Est-il conseillé de mettre en place des procédures KYC dans une entreprise e-commerce ?
Bien que la mise en place d'un système KYC ne soit pas obligatoire pour les entreprises de commerce électronique, elle est fortement recommandée pour détecter et prévenir la fraude. En recueillant des informations sur les clients et leurs activités économiques, vous pouvez évaluer le niveau de risque des relations commerciales et, le cas échéant, prendre des précautions supplémentaires pour éviter des menaces telles que l'usurpation d'identité. La mise en œuvre de la procédure KYC, même sans obligation légale, est particulièrement recommandée pour les entreprises qui acceptent des moyens de paiement plus risqués, comme les entreprises de e-commerce qui acceptent les paiements en cryptomonnaie ou les paiements échelonnés.
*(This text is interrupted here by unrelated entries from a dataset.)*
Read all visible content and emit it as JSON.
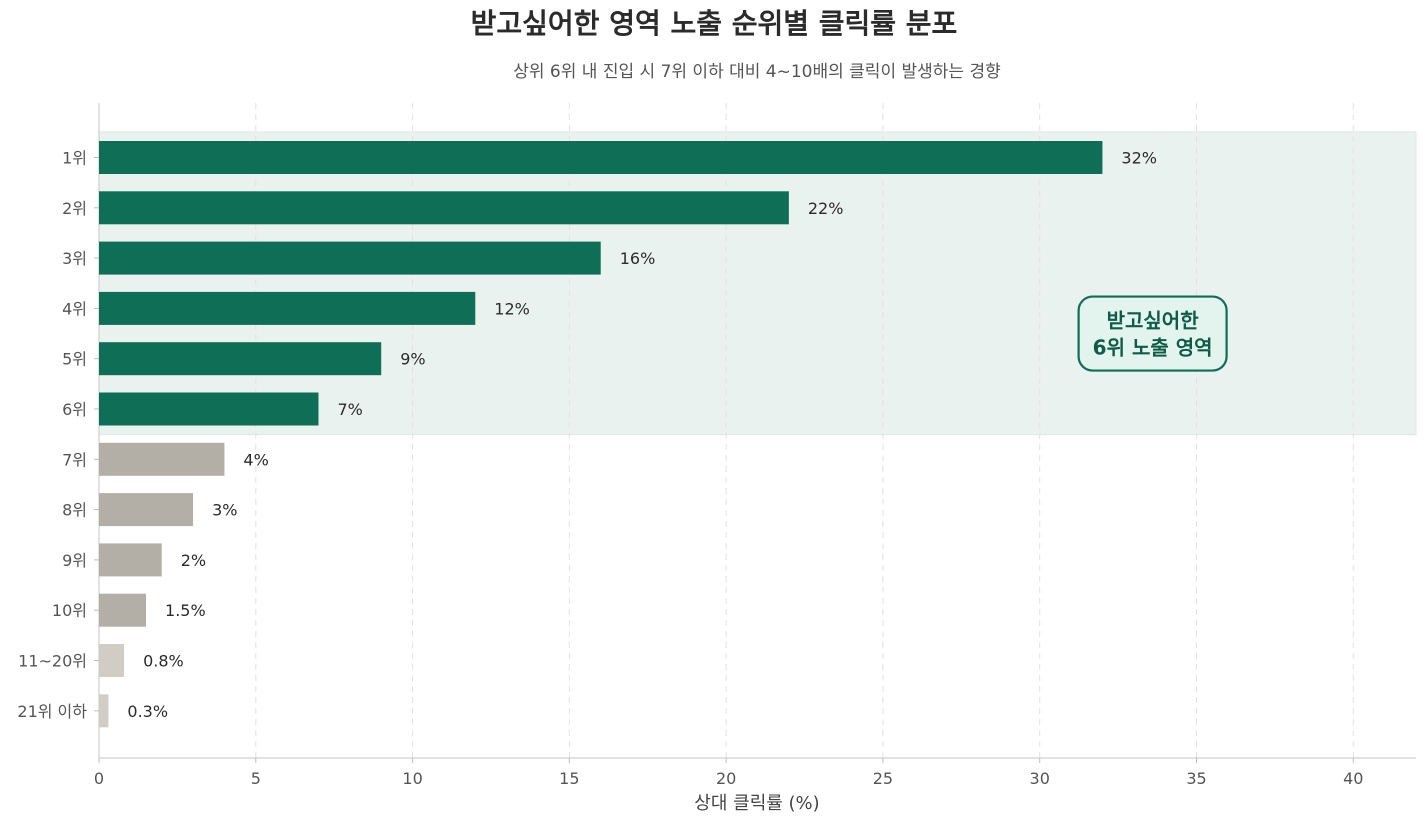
{
  "chart_data": {
    "type": "bar",
    "orientation": "horizontal",
    "title": "받고싶어한 영역 노출 순위별 클릭률 분포",
    "subtitle": "상위 6위 내 진입 시 7위 이하 대비 4~10배의 클릭이 발생하는 경향",
    "xlabel": "상대 클릭률 (%)",
    "xlim": [
      0,
      42
    ],
    "xticks": [
      0,
      5,
      10,
      15,
      20,
      25,
      30,
      35,
      40
    ],
    "grid": "x-dashed",
    "categories": [
      "1위",
      "2위",
      "3위",
      "4위",
      "5위",
      "6위",
      "7위",
      "8위",
      "9위",
      "10위",
      "11~20위",
      "21위 이하"
    ],
    "values": [
      32,
      22,
      16,
      12,
      9,
      7,
      4,
      3,
      2,
      1.5,
      0.8,
      0.3
    ],
    "value_labels": [
      "32%",
      "22%",
      "16%",
      "12%",
      "9%",
      "7%",
      "4%",
      "3%",
      "2%",
      "1.5%",
      "0.8%",
      "0.3%"
    ],
    "bar_groups": [
      "top",
      "top",
      "top",
      "top",
      "top",
      "top",
      "mid",
      "mid",
      "mid",
      "mid",
      "low",
      "low"
    ],
    "colors": {
      "top": "#0e6e56",
      "mid": "#b3afa7",
      "low": "#d1cdc5",
      "highlight_band": "#eaf2ef",
      "annotation_fill": "#e3f3ed",
      "annotation_border": "#0e6e56"
    },
    "highlight_range": [
      "1위",
      "6위"
    ],
    "annotation": {
      "lines": [
        "받고싶어한",
        "6위 노출 영역"
      ],
      "x": 33.6,
      "y_category": "3.5"
    }
  }
}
Le contenu de cet article est fourni à des fins informatives et pédagogiques uniquement. Il ne saurait constituer un conseil juridique ou fiscal. Stripe ne garantit pas l'exactitude, l'exhaustivité, la pertinence, ni l'actualité des informations contenues dans cet article. Nous vous conseillons de solliciter l'avis d'un avocat compétent ou d'un comptable agréé dans le ou les territoires concernés pour obtenir des conseils adaptés à votre situation.